I hope you brought extra aftershave.
Because I sure didn’t.
-Collin
—
This show will be free to view online on Vimeo.com.
Please note: This show contains references to grief, partial nudity, internalized queerphobia, self-harm, shaving, and brief suggestive language.
Recommended for 18+.
Pricing
Free on Vimeo
Pass the Hat donations encouraged
Donations accepted via Venmo: @collin-spangler
About the Artists
Collin Spangler (Creator/Performer) is a young theater artist from Wheeling, West Virginia and based in Philadelphia. They graduated from Swarthmore College this past fall with a major in Theater and a minor in Religious Studies. They seek to create visceral, fast-paced works of theater that are less like traditional plays and more like “”genre-bending endurance sports.”” How to Shave is their third piece of devised theater–the first being Boy in Pants, a play about young people navigating depression and suicidal ideation, and not her glass but you, an a-genre, rigorously physical performance about body image internalized misogyny, co-created with Clare and a third friend, Zaina. They hope you enjoy the show!

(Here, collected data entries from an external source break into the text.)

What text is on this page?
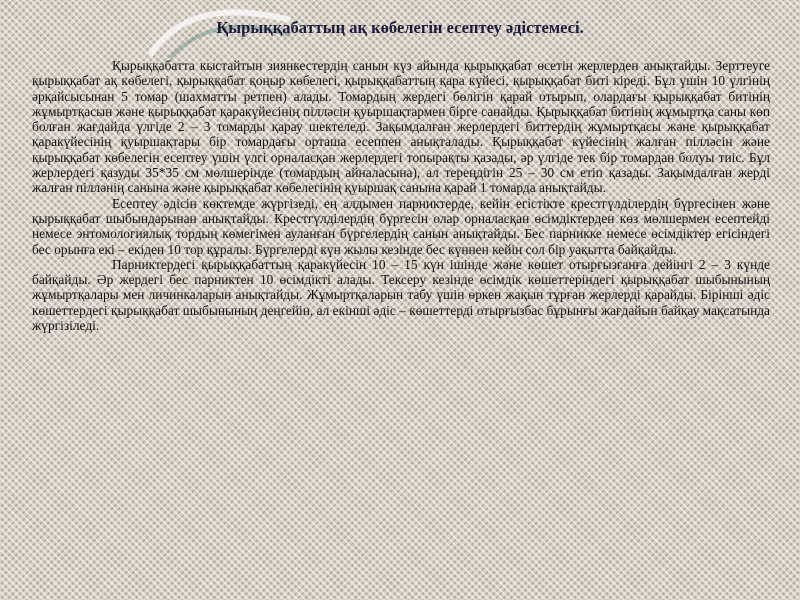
Қырыққабаттың ақ көбелегін есептеу әдістемесі.

Қырыққабатта кыстайтын зиянкестердің санын күз айында қырыққабат өсетін жерлерден анықтайды. Зерттеуге қырыққабат ақ көбелегі, қырыққабат қоңыр көбелегі, қырыққабаттың қара күйесі, қырыққабат биті кіреді. Бұл үшін 10 үлгінің әрқайсысынан 5 томар (шахматты ретпен) алады. Томардың жердегі бөлігін қарай отырып, олардағы қырыққабат битінің жұмыртқасын және қырыққабат қаракүйесінің пілләсін қуыршақтармен бірге санайды. Қырыққабат битінің жұмыртқа саны көп болған жағдайда үлгіде 2 – 3 томарды қарау шектеледі. Зақымдалған жерлердегі биттердің жұмыртқасы және қырыққабат қаракүйесінің қуыршақтары бір томардағы орташа есеппен анықталады. Қырыққабат күйесінің жалған пілләсін және қырыққабат көбелегін есептеу үшін үлгі орналасқан жерлердегі топырақты қазады, әр үлгіде тек бір томардан болуы тиіс. Бұл жерлердегі қазуды 35*35 см мөлшерінде (томардың айналасына), ал тереңдігін 25 – 30 см етіп қазады. Зақымдалған жерді жалған пілләнің санына және қырыққабат көбелегінің қуыршақ санына қарай 1 томарда анықтайды.

Есептеу әдісін көктемде жүргізеді, ең алдымен парниктерде, кейін егістікте крестгүлділердің бүргесінен және қырыққабат шыбындарынан анықтайды. Крестгүлділердің бүргесін олар орналасқан өсімдіктерден көз мөлшермен есептейді немесе энтомологиялық тордың көмегімен ауланған бүргелердің санын анықтайды. Бес парникке немесе өсімдіктер егісіндегі бес орынға екі – екіден 10 тор құралы. Бүргелерді күн жылы кезінде бес күннен кейін сол бір уақытта байқайды.

Парниктердегі қырыққабаттың қаракүйесін 10 – 15 күн ішінде және көшет отырғызғанға дейінгі 2 – 3 күнде байқайды. Әр жердегі бес парниктен 10 өсімдікті алады. Тексеру кезінде өсімдік көшеттеріндегі қырыққабат шыбынының жұмыртқалары мен личинкаларын анықтайды. Жұмыртқаларын табу үшін өркен жақын тұрған жерлерді қарайды. Бірінші әдіс көшеттердегі қырыққабат шыбынының деңгейін, ал екінші әдіс – көшеттерді отырғызбас бұрынғы жағдайын байқау мақсатында жүргізіледі.
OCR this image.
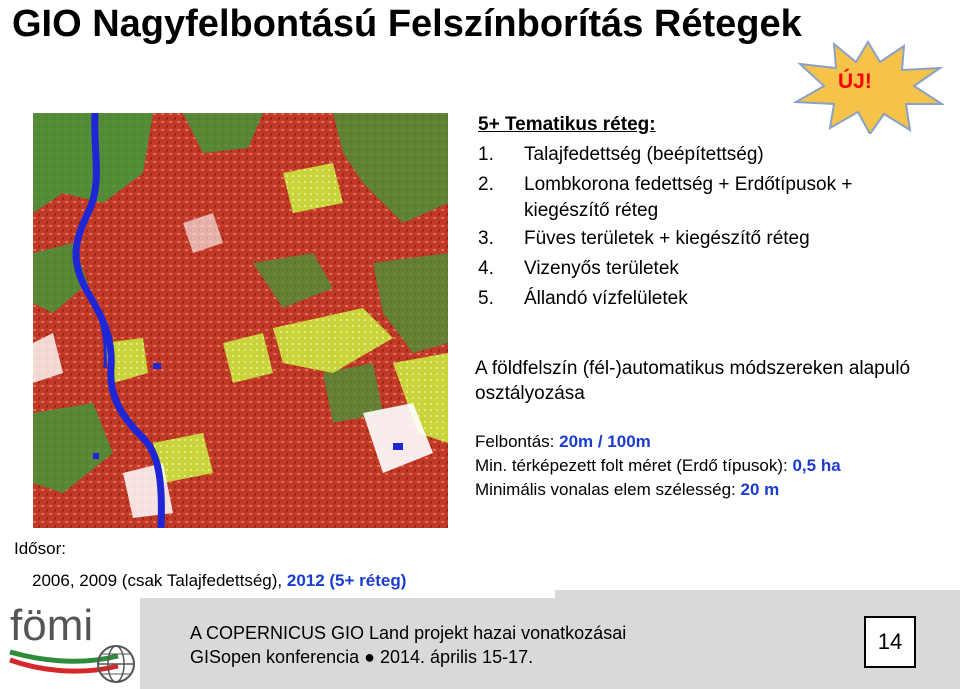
GIO Nagyfelbontású Felszínborítás Rétegek
ÚJ!
5+ Tematikus réteg:
1.	Talajfedettség (beépítettség)
2.	Lombkorona fedettség + Erdőtípusok + kiegészítő réteg
3.	Füves területek + kiegészítő réteg
4.	Vizenyős területek
5.	Állandó vízfelületek
A földfelszín (fél-)automatikus módszereken alapuló osztályozása
Felbontás: 20m / 100m
Min. térképezett folt méret (Erdő típusok): 0,5 ha
Minimális vonalas elem szélesség: 20 m
Idősor:
2006, 2009 (csak Talajfedettség), 2012 (5+ réteg)
fömi	A COPERNICUS GIO Land projekt hazai vonatkozásai
GISopen konferencia ● 2014. április 15-17.
14
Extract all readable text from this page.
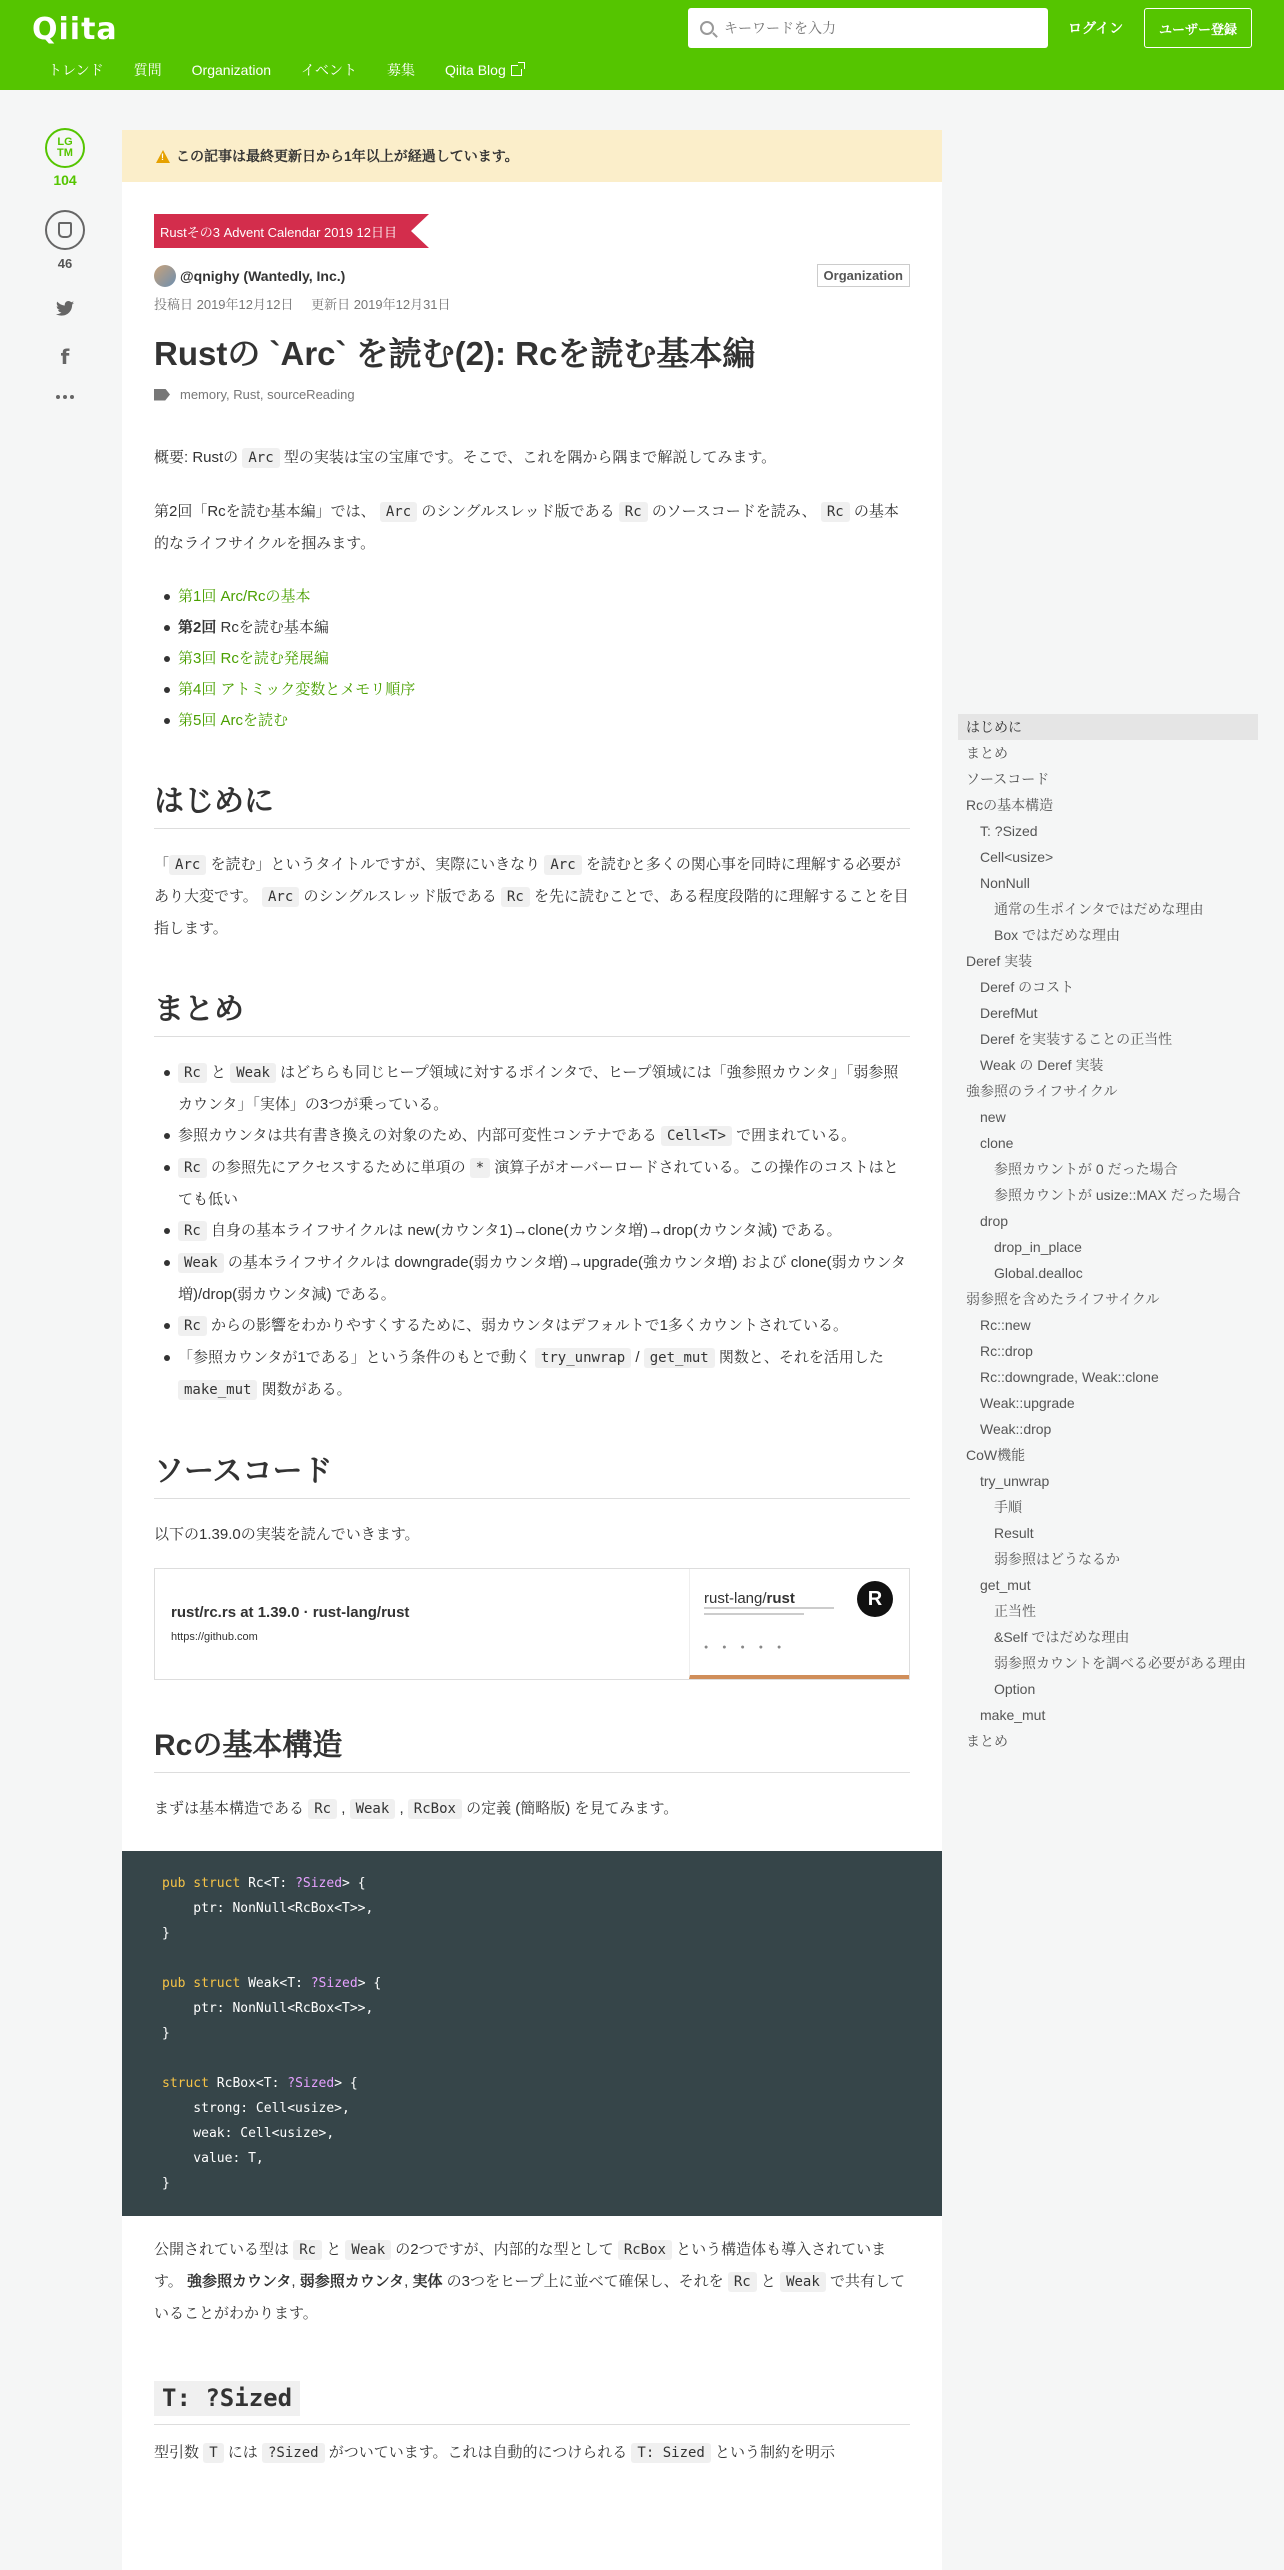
Qiita
キーワードを入力	ログイン	ユーザー登録
トレンド 質問 Organization イベント 募集 Qiita Blog
LG
TM
104
46
f
!
この記事は最終更新日から1年以上が経過しています。
Rustその3 Advent Calendar 2019 12日目
@qnighy (Wantedly, Inc.)	Organization
投稿日 2019年12月12日 更新日 2019年12月31日
Rustの `Arc` を読む(2): Rcを読む基本編
memory, Rust, sourceReading

概要: Rustの Arc 型の実装は宝の宝庫です。そこで、これを隅から隅まで解説してみます。

第2回「Rcを読む基本編」では、 Arc のシングルスレッド版である Rc のソースコードを読み、 Rc の基本的なライフサイクルを掴みます。

第1回 Arc/Rcの基本
第2回 Rcを読む基本編
第3回 Rcを読む発展編
第4回 アトミック変数とメモリ順序
第5回 Arcを読む
はじめに

「 Arc を読む」というタイトルですが、実際にいきなり Arc を読むと多くの関心事を同時に理解する必要があり大変です。 Arc のシングルスレッド版である Rc を先に読むことで、ある程度段階的に理解することを目指します。

まとめ
Rc と Weak はどちらも同じヒープ領域に対するポインタで、ヒープ領域には「強参照カウンタ」「弱参照カウンタ」「実体」の3つが乗っている。
参照カウンタは共有書き換えの対象のため、内部可変性コンテナである Cell<T> で囲まれている。
Rc の参照先にアクセスするために単項の * 演算子がオーバーロードされている。この操作のコストはとても低い
Rc 自身の基本ライフサイクルは new(カウンタ1)→clone(カウンタ増)→drop(カウンタ減) である。
Weak の基本ライフサイクルは downgrade(弱カウンタ増)→upgrade(強カウンタ増) および clone(弱カウンタ増)/drop(弱カウンタ減) である。
Rc からの影響をわかりやすくするために、弱カウンタはデフォルトで1多くカウントされている。
「参照カウンタが1である」という条件のもとで動く try_unwrap / get_mut 関数と、それを活用した make_mut 関数がある。
ソースコード

以下の1.39.0の実装を読んでいきます。

rust/rc.rs at 1.39.0 · rust-lang/rust
https://github.com
rust-lang/rust	R
● ● ● ● ●
Rcの基本構造

まずは基本構造である Rc , Weak , RcBox の定義 (簡略版) を見てみます。

pub struct Rc<T: ?Sized> {
ptr: NonNull<RcBox<T>>,
}

pub struct Weak<T: ?Sized> {
ptr: NonNull<RcBox<T>>,
}

struct RcBox<T: ?Sized> {
strong: Cell<usize>,
weak: Cell<usize>,
value: T,
}

公開されている型は Rc と Weak の2つですが、内部的な型として RcBox という構造体も導入されています。 強参照カウンタ, 弱参照カウンタ, 実体 の3つをヒープ上に並べて確保し、それを Rc と Weak で共有していることがわかります。

T: ?Sized

型引数 T には ?Sized がついています。これは自動的につけられる T: Sized という制約を明示

はじめに
まとめ
ソースコード
Rcの基本構造
T: ?Sized
Cell<usize>
NonNull
通常の生ポインタではだめな理由
Box ではだめな理由
Deref 実装
Deref のコスト
DerefMut
Deref を実装することの正当性
Weak の Deref 実装
強参照のライフサイクル
new
clone
参照カウントが 0 だった場合
参照カウントが usize::MAX だった場合
drop
drop_in_place
Global.dealloc
弱参照を含めたライフサイクル
Rc::new
Rc::drop
Rc::downgrade, Weak::clone
Weak::upgrade
Weak::drop
CoW機能
try_unwrap
手順
Result
弱参照はどうなるか
get_mut
正当性
&Self ではだめな理由
弱参照カウントを調べる必要がある理由
Option
make_mut
まとめ
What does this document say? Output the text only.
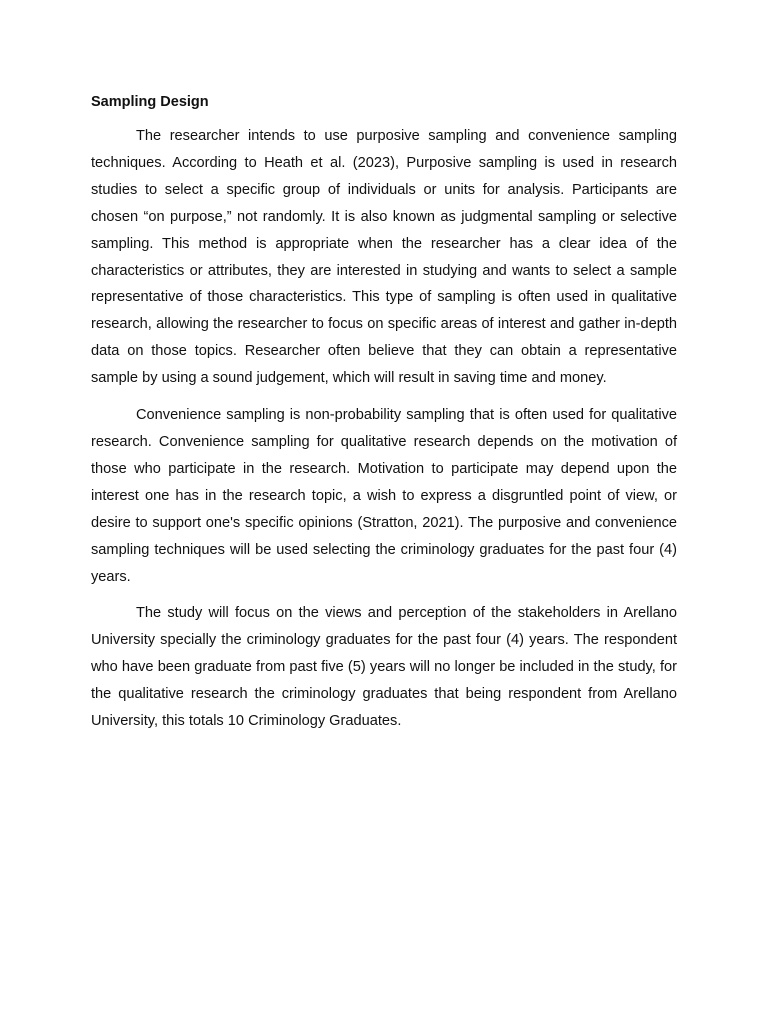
Sampling Design

The researcher intends to use purposive sampling and convenience sampling techniques. According to Heath et al. (2023), Purposive sampling is used in research studies to select a specific group of individuals or units for analysis. Participants are chosen “on purpose,” not randomly. It is also known as judgmental sampling or selective sampling. This method is appropriate when the researcher has a clear idea of the characteristics or attributes, they are interested in studying and wants to select a sample representative of those characteristics. This type of sampling is often used in qualitative research, allowing the researcher to focus on specific areas of interest and gather in-depth data on those topics. Researcher often believe that they can obtain a representative sample by using a sound judgement, which will result in saving time and money.

Convenience sampling is non-probability sampling that is often used for qualitative research. Convenience sampling for qualitative research depends on the motivation of those who participate in the research. Motivation to participate may depend upon the interest one has in the research topic, a wish to express a disgruntled point of view, or desire to support one's specific opinions (Stratton, 2021). The purposive and convenience sampling techniques will be used selecting the criminology graduates for the past four (4) years.

The study will focus on the views and perception of the stakeholders in Arellano University specially the criminology graduates for the past four (4) years. The respondent who have been graduate from past five (5) years will no longer be included in the study, for the qualitative research the criminology graduates that being respondent from Arellano University, this totals 10 Criminology Graduates.
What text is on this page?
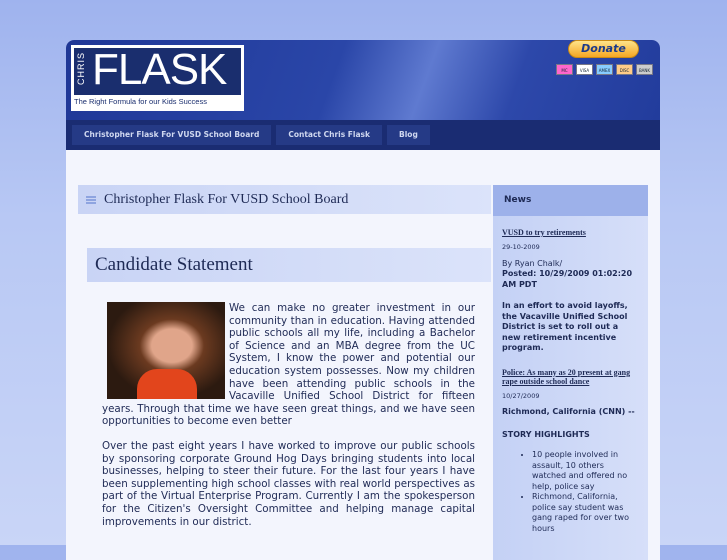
CHRIS FLASK
The Right Formula for our Kids Success
Donate
MC	VISA	AMEX	DISC	BANK
Christopher Flask For VUSD School Board	Contact Chris Flask	Blog
Christopher Flask For VUSD School Board
Candidate Statement

We can make no greater investment in our community than in education. Having attended public schools all my life, including a Bachelor of Science and an MBA degree from the UC System, I know the power and potential our education system possesses. Now my children have been attending public schools in the Vacaville Unified School District for fifteen years. Through that time we have seen great things, and we have seen opportunities to become even better

Over the past eight years I have worked to improve our public schools by sponsoring corporate Ground Hog Days bringing students into local businesses, helping to steer their future. For the last four years I have been supplementing high school classes with real world perspectives as part of the Virtual Enterprise Program. Currently I am the spokesperson for the Citizen's Oversight Committee and helping manage capital improvements in our district.

News
VUSD to try retirements
29-10-2009
By Ryan Chalk/
Posted: 10/29/2009 01:02:20 AM PDT
In an effort to avoid layoffs, the Vacaville Unified School District is set to roll out a new retirement incentive program.
Police: As many as 20 present at gang rape outside school dance
10/27/2009
Richmond, California (CNN) --
STORY HIGHLIGHTS
• 10 people involved in assault, 10 others watched and offered no help, police say
• Richmond, California, police say student was gang raped for over two hours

Clare Grundstein (Dramaturg) is a recent Swarthmore graduate from Bethlehem, PA. She double-majored in Psychology and Theater, and views dramaturgy as the perfect meeting point between those two passions. She also writes music, poetry, and plays. In fall of 2019, she directed Bedroom Scene — an original one-act produced by Swarthmore’s Drama Board. Her work on this piece was intensely transformative, and helped her to realize how personally empowering it can be to stage untold stories. She is excited to be a part of this unique iteration of the Fringe festival!